Weihetag der Lateranbasilika – 09. November –
Ez 47,1-2.8-9.12; 1 Kor 3,9c-11.16-17 u. Joh 2,13-22
Es ist charakteristisch für den Monat November, dass wir ins Grübeln kommen und dunkleren Dingen nachhängen. Das hat die Jahreszeit so an sich. Der Winter steht vor der Türe mit seinen langen Abenden und Nächten. Die Natur verabschiedet sich in den Winterschlaf, auch wenn der Klimawandel dabei Veränderungen bringen mag. Der November mit Allerheiligen und Allerseelen und mit seinen Totengedenktagen, das Ende des Kirchenjahres, all das provoziert das Nachdenken über die Zeit, über den Raum des Lebens und auch über Sterben und Tod. Schlicht: Es braucht Räume, die zum einen Geborgenheit vermitteln und gleichzeitig die Türe zur Zukunft öffnen. Es ist im Grunde das, was wir in diesem Heiligen Jahr der Hoffnung sehen und feiern: Kirche hat und ist Pforte, die zum Heil führen soll.
Das Fest, das wir an diesem Sonntag feiern, stellt uns mit seinem Inhalt und auch seinen Texten den Glaubensraum der Kirche vor Augen. Die älteste Papstkirche in Rom, die den Titel „Haupt und Mutter aller Kirchen“ trägt, die Lateranbasilika, sie lässt uns an ihrem Weihetag sehen, wie gerade in unserer Zeit mit all der Kritik an der Institution Kirche, diese als Glaubens- und Lebensraum Fundament sein kann und muss für den Weg zu Gott.

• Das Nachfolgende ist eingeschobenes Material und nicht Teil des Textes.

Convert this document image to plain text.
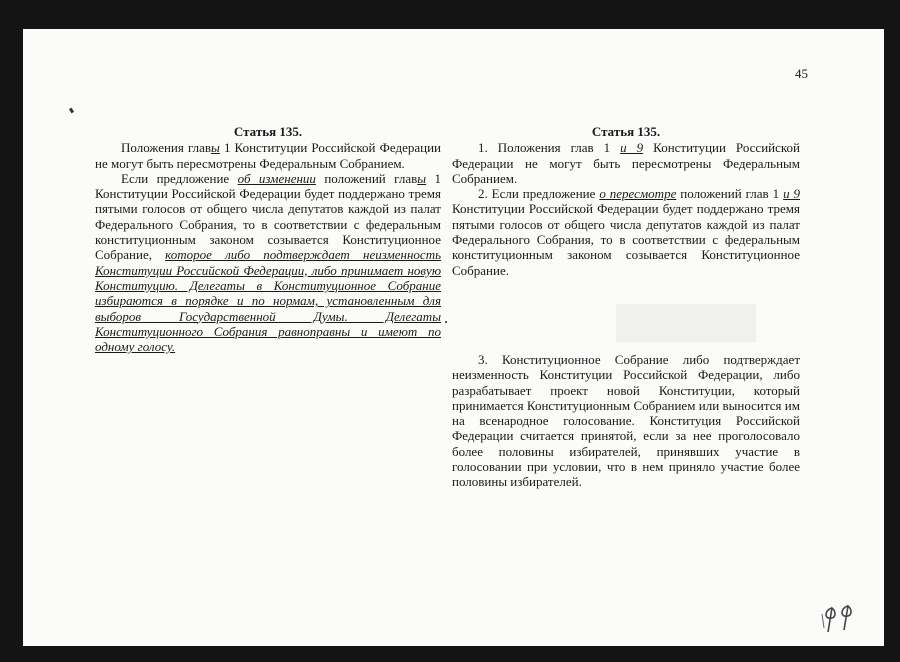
45

Статья 135.

Положения главы 1 Конституции Российской Федерации не могут быть пересмотрены Федеральным Собранием.

Если предложение об изменении положений главы 1 Конституции Российской Федерации будет поддержано тремя пятыми голосов от общего числа депутатов каждой из палат Федерального Собрания, то в соответствии с федеральным конституционным законом созывается Конституционное Собрание, которое либо подтверждает неизменность Конституции Российской Федерации, либо принимает новую Конституцию. Делегаты в Конституционное Собрание избираются в порядке и по нормам, установленным для выборов Государственной Думы. Делегаты Конституционного Собрания равноправны и имеют по одному голосу.

Статья 135.

1. Положения глав 1 и 9 Конституции Российской Федерации не могут быть пересмотрены Федеральным Собранием.

2. Если предложение о пересмотре положений глав 1 и 9 Конституции Российской Федерации будет поддержано тремя пятыми голосов от общего числа депутатов каждой из палат Федерального Собрания, то в соответствии с федеральным конституционным законом созывается Конституционное Собрание.

3. Конституционное Собрание либо подтверждает неизменность Конституции Российской Федерации, либо разрабатывает проект новой Конституции, который принимается Конституционным Собранием или выносится им на всенародное голосование. Конституция Российской Федерации считается принятой, если за нее проголосовало более половины избирателей, принявших участие в голосовании при условии, что в нем приняло участие более половины избирателей.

Ja, wir müssen Kirche als Raum des Lebens neu begreifen. Dieser Raum ist keineswegs eine Art Sonderraum vielmehr braucht er uns selbst als belebende Wirklichkeit. Lebendige Steine in diesem Bau sollen wir sein. Kirche ist nicht einfach eine Institution oder eine Verwaltungseinheit. Kirche darf kein Museum sein und auch keine Markthalle, wie uns das Evangelium vor Augen hält, kein Raum der Vertröstung auf das Leben nach dem Tod, kein weltlicher Ersatzraum für Geschäfte. Heiliger Raum und Raum des Heilens – so sollten wir das Symbol, den Kirchenraum und auch uns selbst als Tempel des Heiligen Geistes sehen. Da ist das Evangelium des heutigen Sonntags eine Herausforderung. Kirche muss ein „Anders-Raum“ ein „Grenzraum“ des Lebens in unserer Welt sein: Ein Ort, wo Himmel und Erde einander berühren. Heiliger Raum und Raum des Heilens…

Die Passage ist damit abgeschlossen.